話を聞いたご近所さんがわざわざ店にまで足を運んで、お祝いの言葉を届けてくれる。
まだ辛い症状などはないので普通に仕事をする気満々なのだが、初めての子供ということで葉月以上に和也が過保護になっていた。
「ありがたいんだけど、なんだか逆に大変なような気がする……」
事務所兼休憩室の店の奥で、椅子で体を休めている葉月は、帳簿整理をPCで行っている好美に苦笑を投げかけた。
「仕方ないわよ。和葉ママから話を聞いてても、体験するのは初めてなわけだし」
「でもなっちーと和也君が張り切ってるから、ドキドキする暇もないよ」
連日、妊娠期の注意などを箇条書きでメールしてくる妹や、無事かコールを連発する夫の顔を思い浮かべ、笑みの苦みがさらに濃さを増す。
「電話にはなかなか出られないから、LINEにしてもらって、可能なら返事するって形にはなったけどね」
「そこまでの心配性で、よく葉月ちゃんを束縛しようとしなかったわね」
「うーん……そもそも他の男の人と二人きりで遊びに行くことはなかったし」
「……言われてみれば私もそうね。学生時代の思い出はソフトボールと友人たちとの楽しい触れ合いがすべてだわ」
「楽しかったねー」
「フフ、こんな会話をしてると、つくづくおばさんに近づきつつあるのを実感してしまうわね」
「もうちょっとで三十歳だもんね……」
学生の頃は大人になるということも、あまり明確に想像できなかった。
愛する男性と結婚して、子供を宿した今も幸せなのだが、昔の思い出は美化されるのか、どうしても輝いて見えるのである。

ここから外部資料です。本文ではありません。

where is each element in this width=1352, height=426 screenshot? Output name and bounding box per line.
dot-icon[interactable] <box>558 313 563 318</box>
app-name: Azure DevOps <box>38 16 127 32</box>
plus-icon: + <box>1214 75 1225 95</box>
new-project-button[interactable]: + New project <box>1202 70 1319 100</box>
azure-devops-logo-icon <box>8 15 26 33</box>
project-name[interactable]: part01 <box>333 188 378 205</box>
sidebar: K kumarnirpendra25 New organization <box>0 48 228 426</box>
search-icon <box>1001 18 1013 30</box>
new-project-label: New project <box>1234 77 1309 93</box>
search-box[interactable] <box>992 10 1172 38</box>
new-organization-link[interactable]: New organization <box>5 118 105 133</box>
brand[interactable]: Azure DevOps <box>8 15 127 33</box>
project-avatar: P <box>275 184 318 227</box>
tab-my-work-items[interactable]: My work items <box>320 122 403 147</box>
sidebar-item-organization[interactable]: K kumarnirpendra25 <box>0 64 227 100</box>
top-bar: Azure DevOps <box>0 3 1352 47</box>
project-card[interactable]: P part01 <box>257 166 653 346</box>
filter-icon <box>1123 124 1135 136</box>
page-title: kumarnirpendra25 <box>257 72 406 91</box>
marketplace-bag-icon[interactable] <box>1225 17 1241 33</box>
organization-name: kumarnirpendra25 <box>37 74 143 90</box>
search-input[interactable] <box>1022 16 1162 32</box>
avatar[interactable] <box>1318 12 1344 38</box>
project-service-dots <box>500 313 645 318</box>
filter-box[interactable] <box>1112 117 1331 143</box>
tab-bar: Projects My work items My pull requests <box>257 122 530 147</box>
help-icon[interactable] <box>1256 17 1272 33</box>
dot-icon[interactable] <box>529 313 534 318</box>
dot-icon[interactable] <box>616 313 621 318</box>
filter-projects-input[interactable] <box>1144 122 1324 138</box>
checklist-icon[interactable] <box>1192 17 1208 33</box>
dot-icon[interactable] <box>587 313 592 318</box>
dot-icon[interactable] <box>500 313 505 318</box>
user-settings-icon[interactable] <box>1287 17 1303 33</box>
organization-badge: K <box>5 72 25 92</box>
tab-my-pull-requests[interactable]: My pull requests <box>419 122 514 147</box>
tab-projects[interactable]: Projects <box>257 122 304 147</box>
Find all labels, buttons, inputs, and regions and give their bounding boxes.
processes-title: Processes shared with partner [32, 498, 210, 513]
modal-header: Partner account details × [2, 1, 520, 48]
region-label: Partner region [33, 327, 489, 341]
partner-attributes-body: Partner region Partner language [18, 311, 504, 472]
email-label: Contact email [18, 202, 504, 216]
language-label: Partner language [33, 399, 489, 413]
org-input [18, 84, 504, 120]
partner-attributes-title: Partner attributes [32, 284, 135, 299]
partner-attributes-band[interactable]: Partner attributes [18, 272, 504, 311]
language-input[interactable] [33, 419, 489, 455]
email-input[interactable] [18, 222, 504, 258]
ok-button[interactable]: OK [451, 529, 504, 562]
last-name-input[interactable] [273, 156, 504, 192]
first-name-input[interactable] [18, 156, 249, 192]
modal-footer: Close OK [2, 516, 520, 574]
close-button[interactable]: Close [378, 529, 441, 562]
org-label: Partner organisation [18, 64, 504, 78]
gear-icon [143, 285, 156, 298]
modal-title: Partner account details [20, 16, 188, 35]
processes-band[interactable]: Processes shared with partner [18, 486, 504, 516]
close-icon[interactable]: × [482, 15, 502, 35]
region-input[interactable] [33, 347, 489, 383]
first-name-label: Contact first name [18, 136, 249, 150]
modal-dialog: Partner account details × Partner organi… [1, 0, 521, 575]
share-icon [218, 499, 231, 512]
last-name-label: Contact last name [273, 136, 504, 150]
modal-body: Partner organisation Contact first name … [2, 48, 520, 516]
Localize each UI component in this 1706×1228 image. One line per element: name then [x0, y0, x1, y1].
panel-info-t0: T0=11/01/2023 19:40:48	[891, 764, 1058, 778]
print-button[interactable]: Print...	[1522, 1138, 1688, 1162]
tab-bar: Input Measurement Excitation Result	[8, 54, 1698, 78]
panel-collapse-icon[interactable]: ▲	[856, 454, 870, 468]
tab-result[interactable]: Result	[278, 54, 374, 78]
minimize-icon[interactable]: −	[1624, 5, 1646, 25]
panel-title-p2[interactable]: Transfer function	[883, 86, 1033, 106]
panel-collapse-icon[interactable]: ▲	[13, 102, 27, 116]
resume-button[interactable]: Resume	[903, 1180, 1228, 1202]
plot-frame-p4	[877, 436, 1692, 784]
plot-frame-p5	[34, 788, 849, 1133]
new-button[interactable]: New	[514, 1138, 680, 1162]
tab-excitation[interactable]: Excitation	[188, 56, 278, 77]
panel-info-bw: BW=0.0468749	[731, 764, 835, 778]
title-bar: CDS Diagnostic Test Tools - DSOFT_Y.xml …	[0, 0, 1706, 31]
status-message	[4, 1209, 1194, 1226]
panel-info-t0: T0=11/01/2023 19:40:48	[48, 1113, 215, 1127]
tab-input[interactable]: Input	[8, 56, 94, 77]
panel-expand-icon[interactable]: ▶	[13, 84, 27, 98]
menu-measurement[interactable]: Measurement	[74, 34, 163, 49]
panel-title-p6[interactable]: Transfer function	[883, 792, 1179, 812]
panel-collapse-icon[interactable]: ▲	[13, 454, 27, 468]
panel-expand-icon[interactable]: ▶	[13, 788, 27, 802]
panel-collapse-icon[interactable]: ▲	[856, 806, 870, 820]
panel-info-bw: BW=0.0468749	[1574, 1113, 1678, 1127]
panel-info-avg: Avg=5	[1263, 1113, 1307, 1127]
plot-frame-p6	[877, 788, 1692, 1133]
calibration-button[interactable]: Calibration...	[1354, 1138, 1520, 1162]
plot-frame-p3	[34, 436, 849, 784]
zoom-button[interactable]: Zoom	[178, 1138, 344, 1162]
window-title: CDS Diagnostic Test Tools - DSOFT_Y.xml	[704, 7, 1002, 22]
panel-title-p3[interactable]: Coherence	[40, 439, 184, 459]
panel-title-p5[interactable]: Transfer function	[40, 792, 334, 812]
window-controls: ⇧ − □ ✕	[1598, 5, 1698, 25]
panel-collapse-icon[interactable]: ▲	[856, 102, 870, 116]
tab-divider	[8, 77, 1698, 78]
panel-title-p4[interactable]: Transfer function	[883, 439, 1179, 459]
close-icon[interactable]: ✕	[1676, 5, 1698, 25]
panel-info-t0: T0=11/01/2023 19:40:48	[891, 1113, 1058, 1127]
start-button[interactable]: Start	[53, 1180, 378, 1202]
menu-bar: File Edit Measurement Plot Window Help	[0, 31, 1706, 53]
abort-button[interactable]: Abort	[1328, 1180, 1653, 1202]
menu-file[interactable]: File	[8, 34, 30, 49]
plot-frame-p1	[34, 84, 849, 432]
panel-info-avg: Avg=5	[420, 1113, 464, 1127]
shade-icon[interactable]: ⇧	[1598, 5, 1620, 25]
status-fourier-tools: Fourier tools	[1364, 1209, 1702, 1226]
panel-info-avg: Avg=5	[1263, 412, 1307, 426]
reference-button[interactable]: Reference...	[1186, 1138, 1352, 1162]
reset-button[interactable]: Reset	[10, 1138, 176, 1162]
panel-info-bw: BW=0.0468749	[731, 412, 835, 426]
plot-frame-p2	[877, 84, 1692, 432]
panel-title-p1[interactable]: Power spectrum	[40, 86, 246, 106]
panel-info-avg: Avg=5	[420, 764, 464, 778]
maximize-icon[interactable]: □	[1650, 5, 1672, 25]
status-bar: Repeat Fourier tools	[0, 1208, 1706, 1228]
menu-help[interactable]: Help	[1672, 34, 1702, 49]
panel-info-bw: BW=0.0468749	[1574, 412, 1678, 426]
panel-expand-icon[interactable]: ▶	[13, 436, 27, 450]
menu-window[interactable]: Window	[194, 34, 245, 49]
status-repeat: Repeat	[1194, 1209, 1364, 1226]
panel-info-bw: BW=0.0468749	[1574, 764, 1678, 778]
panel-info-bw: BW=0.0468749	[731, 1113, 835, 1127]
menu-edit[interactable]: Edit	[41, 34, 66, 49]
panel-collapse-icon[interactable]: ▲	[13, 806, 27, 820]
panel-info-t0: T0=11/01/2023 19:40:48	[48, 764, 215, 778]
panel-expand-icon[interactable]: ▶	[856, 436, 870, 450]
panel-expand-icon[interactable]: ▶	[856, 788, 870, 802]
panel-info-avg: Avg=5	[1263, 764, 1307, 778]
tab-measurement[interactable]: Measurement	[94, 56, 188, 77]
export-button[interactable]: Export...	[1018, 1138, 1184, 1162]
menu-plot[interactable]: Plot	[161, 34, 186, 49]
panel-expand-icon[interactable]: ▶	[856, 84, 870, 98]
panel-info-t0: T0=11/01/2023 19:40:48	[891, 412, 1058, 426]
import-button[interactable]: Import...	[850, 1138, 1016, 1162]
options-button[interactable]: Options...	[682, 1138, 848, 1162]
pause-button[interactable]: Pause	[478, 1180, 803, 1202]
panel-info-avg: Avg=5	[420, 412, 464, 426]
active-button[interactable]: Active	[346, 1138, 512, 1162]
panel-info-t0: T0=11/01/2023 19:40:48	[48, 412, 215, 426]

「年齢の話を柚ちゃんに聞かれると、また落ち込んでしまうわよ」
「ひとしきり愚痴ったあとに、教師としての道を究めるって決意するんだよね」
恋愛体質だとばかり思っていた友人が、脇目も振らずに教師道を邁進しているあたり、やはり学生時代の未来予想などあまり当てにならない。
「そういえば、きちんと妊娠届は出した?」
「うん、実希子ちゃんと一緒にこの前出してきたよ」
葉月の返答に、何気なく問いかけた好美が目をまん丸くする。
「実希子ちゃんは、葉月ちゃんより前に妊娠がわかってたはずよね」
「忘れてたって」
今度は頭を抱える好美。
葉月の暴露した事実が、彼女にはとてつもなく衝撃的だったようだ。
「ありえないでしょ……実希子ちゃんのお母さんは何も言わなかったのかしら」
「実希子ちゃんママは、そんなの必要だったっけって笑ってたよ」
「あの娘にしてこの親ありね」
「それ、逆だと思う……」
わかっているとばかりに軽く手を挙げて応じた好美は、そのまま自分の顔を扇ぎ始める。
だいぶ夜の長い季節になってきたが、日が届けばまだ暖かい。屋内で窓を開けてなければ特にそう感じられる。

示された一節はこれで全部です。